Cette relativité du terme « contemporain » (comme d'ailleurs de presque tous les termes rapportant à un courant artistique) invite à se pencher sur les raisons et les facteurs d'une telle qualification. Il n'est pas question ici d'inventorier les partis pris esthétiques dont relèvent les multiples délimitations du champ de l'art contemporain. Il s'agit plutôt, comme l'a proposé N. Heinich, de retenir une acception qui soit celle des acteurs pris en considération dans les sciences sociales plutôt que de se placer sur le plan théorique de l'esthétique ou de l'histoire de l'art. On travaillera ainsi sur une définition de l'art contemporain qui soit historique, dans la mesure où ce qui nous intéresse en premier lieu concerne l'art produit à l'époque contemporaine, mais aussi interactionniste, en considérant l'identification des acteurs à l'art contemporain. En d'autres termes : lorsqu'un acteur, galeriste, artiste ou institution, se revendique de l'art contemporain, il fait partie de notre champ d'étude. Il s'agit, à partir d'une telle définition et dans la lignée de ce que proposent plusieurs sociologies de l'art, de tenir compte des représentations des acteurs plus que d'appliquer une définition figée de l'art (Becker, 1988; Heinich, 1998; Moulin, 1999).

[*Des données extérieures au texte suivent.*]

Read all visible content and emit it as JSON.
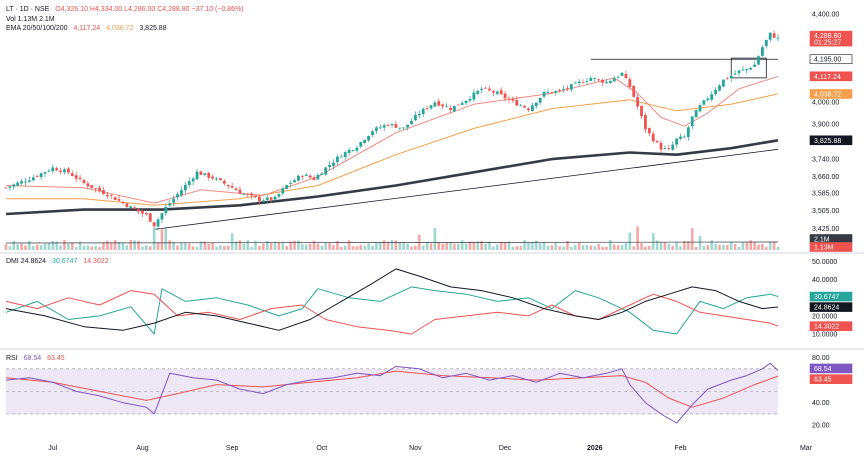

Cette posture permet de tenir compte des processus sociaux et spatiaux de reconnaissance de la valeur artistique autant que de la valeur esthétique des œuvres (Heinich, 2004). 29 « Mouvement ainsi baptisé en Angleterre par le critique Lawrence Alloway [...] le pop art a contribué à l'intégration des nouvelles formes de la culture populaire (bande dessinée, publicité, etc.) dans l'art et a, en retour, exercé une certaine influence sur cette culture elle-même. » (Millet, 2006:192)

Elle permet au géographe d'interroger les lieux de production et de diffusion de valeurs artistiques rattachées à l'art contemporain aujourd'hui, dominant aussi bien sur le marché que dans les expositions, avec la multiplication des lieux d'expositions comme les galeries, à l'aune de la transformation du marché de l'art au XIXème siècle (Moulin, 2009b). Dans la continuité des travaux réalisés en sociologie de l'art, et plus rarement en géographie, il s'agit d'interroger les conditions de la production plastique contemporaine et de sa labellisation. Cette thèse se propose d'explorer de manière approfondie les ressorts spatiaux de la production artistique contemporaine mais aussi de sa reconnaissance. Ceux-ci attirent de plus en plus l'attention des sociologues et des historiens de l'art, notamment à l'aune du « tournant géographique » qu'ont connu les sciences sociales (Besse, 2010). Quelques travaux analysent la dimension internationale de l'art contemporain (Quemin, 2002; Veschambre, 1998). Par ailleurs, les artistes sont de plus en plus considérés comme des acteurs de la production de l'espace urbain (Ambrosino, 2009; Ley, 2003; Markusen et Schrock, 2006; Vivant, 2006). C'est à la croisée de ces deux angles d'approche que je propose de poursuivre l'analyse des conditions locales de la production artistique en formulant l'hypothèse d'un usage distinctif de l'espace dans l'art contemporain d'une part et d'une internationalisation de l'art contemporain relative au contexte de monstration de ce dernier, différent à Paris et à Berlin, d'autre part. Ces deux hypothèses sous-tendent l'ensemble du travail qui est présenté dans les parties 2 et 3 de la thèse. Elles s'appuient à la fois sur les travaux qui ont identifié des lieux artistiques à différentes échelles et sur les distinctions fonctionnelles qui ont pu être établies entre ces lieux et leurs acteurs.